The speed of P and S waves depends on the density and elastic properties of the rocks and soil through which they pass. The P waves are felt first. The effect is similar to a sonic boom that bumps and rattles windows. This is the wave felt in Brookline.  Some seconds later, the S waves arrive with their up-and-down and side-to-side motion, shaking the ground surface vertically and horizontally. This is the wave motion that is so damaging to structures. These do not travel as far either.  These waves can also find channels that allow them to travel farther.  There is a lot that determines if  and where the wave is felt.  

The third general type of earthquake wave is called a surface wave, reason being is that its motion is restricted to near the ground surface. Such waves correspond to ripples of water that travel across a lake.

Class over.


----------



## Warp Daddy (Jun 24, 2010)

Nice info Puckman  !


----------



## drjeff (Jun 24, 2010)

Puck it said:


> Only certain waves travel the long distances.  Here we go
> 
> Earthquake have three basic types of elastic waves. Two of the three propagate within the rock itself. The faster of these body waves is called the primary or P wave. this is a compressional wave.  P waves are able to travel through both solid rock, such as granite mountains i.e. Cannadien Shield, and liquid material, such as volcanic magma or the water of the oceans.  They travel long distances.
> 
> ...



Thanks for the info!  I think i'm smarter now   :lol:   Although all that talk of S and P waves has my brain in flashback mode to some of my college physics classes


----------



## Puck it (Jun 24, 2010)

Warp Daddy said:


> Nice info Puckman !


 
I took a concentration in geology as an undergrad with the physics major and math minor.  I wanted to work as a geophysicist but '86 was not a good time for that.
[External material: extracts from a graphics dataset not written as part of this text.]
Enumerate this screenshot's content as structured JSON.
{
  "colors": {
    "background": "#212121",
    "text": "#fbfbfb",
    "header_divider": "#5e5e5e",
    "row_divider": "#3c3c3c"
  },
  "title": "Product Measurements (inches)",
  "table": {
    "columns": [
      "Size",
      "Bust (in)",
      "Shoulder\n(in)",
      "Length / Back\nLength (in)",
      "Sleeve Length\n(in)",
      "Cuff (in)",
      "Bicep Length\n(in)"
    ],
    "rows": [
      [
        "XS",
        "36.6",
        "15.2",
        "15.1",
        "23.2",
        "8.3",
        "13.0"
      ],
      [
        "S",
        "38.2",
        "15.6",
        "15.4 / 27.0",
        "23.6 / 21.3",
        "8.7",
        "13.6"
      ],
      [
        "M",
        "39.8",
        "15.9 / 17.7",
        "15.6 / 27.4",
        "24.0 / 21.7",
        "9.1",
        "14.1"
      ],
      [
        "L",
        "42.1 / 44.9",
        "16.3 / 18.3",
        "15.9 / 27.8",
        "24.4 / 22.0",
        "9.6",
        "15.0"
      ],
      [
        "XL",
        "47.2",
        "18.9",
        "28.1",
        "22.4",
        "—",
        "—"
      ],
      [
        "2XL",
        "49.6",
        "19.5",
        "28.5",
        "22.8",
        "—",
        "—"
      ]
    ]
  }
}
SO went back to grad school to work on Higg Tc superconductors.  Geology is still my first passion though.


----------



## Warp Daddy (Jun 24, 2010)

Puck it said:


> I took a concentration in geology as an undergrad with the physics major and math minor.  I wanted to work as a geophysicist but '86 was not a good time for that. SO went back to grad school to work on Higg Tc superconductors.  Geology is still my first passion though.



It SHOWS !!!     Although i never took a geology course i am very interested in it now and may audit a course now just for kicks  damn that' would be a hoot -- can u imagine HAVING A 67 YEAR  OLD WHACK JOB IN YOUR INTRO COURSE


----------